初対面の男に向かってとても綺麗なので言葉に詰まりました、なんて言ったら変人だろう。頬を赤くしたままあーとかうーとか言葉に詰まる綱吉に、男はまた笑った。

「僕は六道骸と言います。隣に越して来たのでご挨拶に伺いました」

ふんわりと笑った六道骸、に綱吉はまたはっとしてから恥ずかしくなって、隣の部屋の玄関に視線を向けた。

そこは何ら変わりがないように見えた。
隣には柄の悪い男が住んでいて、ごく稀に顔を合わせたときは睨まれたり因縁を付けられたり、果てはカツアゲされそうにもなった。
正直、引っ越したと聞いてほっとした。

それにしても、いつの間に引っ越したのだろう。

「今時の近所付き合いは希薄ですからねぇ」

考えていた事を当てられるように言われて、はっと顔を上げると骸が柔らかく微笑むから、綱吉は目が逸らせなくなった。
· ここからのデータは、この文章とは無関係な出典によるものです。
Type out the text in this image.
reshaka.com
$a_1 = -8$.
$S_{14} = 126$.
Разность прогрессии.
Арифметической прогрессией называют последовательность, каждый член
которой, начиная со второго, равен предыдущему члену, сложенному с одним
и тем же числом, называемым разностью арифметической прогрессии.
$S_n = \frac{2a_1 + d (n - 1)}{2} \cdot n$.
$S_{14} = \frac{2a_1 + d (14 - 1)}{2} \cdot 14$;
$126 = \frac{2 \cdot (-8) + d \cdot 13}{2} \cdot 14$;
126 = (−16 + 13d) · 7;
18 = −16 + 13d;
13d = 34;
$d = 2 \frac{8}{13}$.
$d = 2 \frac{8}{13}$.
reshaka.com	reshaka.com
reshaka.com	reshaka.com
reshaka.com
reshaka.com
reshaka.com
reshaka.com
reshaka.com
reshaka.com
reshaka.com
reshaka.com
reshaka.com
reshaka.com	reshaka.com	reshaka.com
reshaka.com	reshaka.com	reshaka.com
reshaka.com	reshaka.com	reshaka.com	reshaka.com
「僕は、せっかくなのでご挨拶をと思いまして。それにこの辺りに住むのは初めてなので、分からないことがあったら伺っても構いませんか?」

柔らかい笑みに、綱吉の心は解れていくようだった。

「あ・・・!はい、もちろん!」

「ありがとう」


言って差し出された大きな掌。
綱吉は頬を赤くしてから掴まるようにして差し出された掌を握った。


握手を交わす掌、長い指先が綱吉の手を柔らかく捕まえる。


「よろしく、沢田くん」


橙の光りの中で骸が長い睫毛を揺らし微笑む。



綱吉は頬を赤くしたまま恥ずかしそうにはい、と辛うじて返事をした。